-- Weekly Market Summary --

Theoretically This Stock Market Can Go Up Forever -  Keeping an Eye on Oil.

By Joe Duarte on September 17, 2017

This bull market has been fueled by record low interest rates, the mother of all walls of worry, and the machine like precision of robot algorithm trading programs. Thus, if it were a theoretical physics problem a case could be made that until these conditions change, the current direction of prices can continue indefinitely. And even though most of us live in the real world, and we know, deep inside, that this market can’t go up forever, last week showed anyone who could see that it most certainly went up to record highs yet again, while momentum seems to be picking up.

Be that as it may, as the stock market does whatever it’s going to do, it’s hard to argue with the fact that owning stocks is starting to get expensive. Regular subscribers and I have been building up positions in oil over the last few weeks. And as the seasons prepare to turn, I’ve dedicated the last portion of this Market Summary to the oil market and why it could be a significant place to invest in over the next few weeks to months. Suffice it to say, even though I like the momentum in the stock market, the oil market is starting to become very interesting, especially if the winter season is anything like the hurricane season has been so far.

Upside Momentum is Intact for Now

The New York Stock Exchange Advance Decline line (NYAD), the most accurate indicator since the November 2016 market bottom made yet another new high last week, suggesting the uptrend for stocks remains intact.

Indeed, in some of my recent posts, I’ve noted the eerie similarity in the current NYAD patter to that which we saw in March 2017. And so far, it’s almost a carbon copy of the tracing it made in March. So if the robots continue to rule the roost, this rally should be in place for at least a few more weeks. That said, the ride may be a bit bumpy along the way given the slightly overbought reading on the RSI indicator and the big move in the ROC toward the top of its trading range. Nevertheless, the burden of proof remains on the bears.

S & P 500 Confirms New Highs

The S & P 500 (SPX) made a nice new high to confirm the action in the NYAD, giving this market the go ahead to move higher and raising the bar for the bears. SPX still has a few more up days to go before any indicator gives an overbought reading.

The caveat on the stock market is what may be lurking in the mind of the Federal Reserve. If they continue along the current path, we are likely to see little change in policy. This would argue for higher stock prices. If there is a meaningful change in the Fed’s policy and actions, it could well be the catalyst for a meaningful correction.

Beyond Stocks: Watching the Oil Market

Aside from the S & P 500 delivering some nice gains, the action in the oil market has been showing some improvement of late. I’ve been increasingly bullish on crude oil and have made several oil related recommendations to my subscribers. Perhaps the most interesting aspect of this recent price improvement in oil is how quiet it’s been.

In fact, the stock market has been getting all the headlines, but the price of West Texas Intermediate Crude (WTIC) has risen nearly 19% since mid June. And it has done so by, you guessed it, climbing a wall of worry. The news has been full of articles about OPEC’s potential demise, and to some degree the political problems in Venezuela and Saudi Arabia have been largely ignored. Moreover much of the coverage has been about the U.S. frakking dynamic, and predictions that it’s on its way toward the end of its meaningful shelf life. But if price is the only truth that matters, and it is from a trading standpoint, as long as the bad news about oil continues, the better the price is likely to get.

Note WTIC is nearly at $50 and testing the 200-day moving average.

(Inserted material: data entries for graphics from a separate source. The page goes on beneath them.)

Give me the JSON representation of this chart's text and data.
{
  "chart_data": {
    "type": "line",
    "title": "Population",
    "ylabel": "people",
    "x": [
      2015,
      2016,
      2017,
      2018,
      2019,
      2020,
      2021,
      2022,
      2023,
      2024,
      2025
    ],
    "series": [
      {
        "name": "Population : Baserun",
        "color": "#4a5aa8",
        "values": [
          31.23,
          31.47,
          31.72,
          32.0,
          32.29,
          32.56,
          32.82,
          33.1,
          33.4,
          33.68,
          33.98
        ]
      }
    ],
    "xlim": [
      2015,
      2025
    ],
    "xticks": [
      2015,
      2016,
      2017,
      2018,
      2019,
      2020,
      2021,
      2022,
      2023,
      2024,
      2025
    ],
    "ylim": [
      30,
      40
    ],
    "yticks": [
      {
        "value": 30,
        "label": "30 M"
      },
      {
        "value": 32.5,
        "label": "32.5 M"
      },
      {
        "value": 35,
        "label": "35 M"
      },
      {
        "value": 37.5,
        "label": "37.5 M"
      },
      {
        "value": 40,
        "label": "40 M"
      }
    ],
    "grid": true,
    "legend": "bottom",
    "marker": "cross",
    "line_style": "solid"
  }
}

If prices start to move above these two key technical resistance areas, I expect the price of crude to move toward the $52-$54 area over the next few weeks. For one thing, there are still some hurricanes out there, which could disrupt supply, and for another, the potential for an early or a colder than expected winter is worth considering. This is especially noteworthy, given the vicious hurricane season we’ve had. Any type of colder than expected weather would increase demand for heating oil, and perhaps natural gas. Presently, supply disruptions and their effects on prices are fresh in my mind, as I’ve had a difficult time finding premium gasoline after hurricane Harvey hit Houston.

I admit it. At this point I may be early in thinking about winter oil supplies, as there has been little mention of the status of the supply of heating oil. The next U.S. Energy Information Agency Forecast due out on October 11, 2017. Yet, over the years, I’ve learned it’s never too early to start looking for future trading possibilities.

Only one thing is certain in oil, prices move more on supply than demand. So, if there is any decrease in supply, for whatever reason, prices will move higher. Now, if there is a supply crunch, and demand starts to rise, you have the potential for an explosive situation.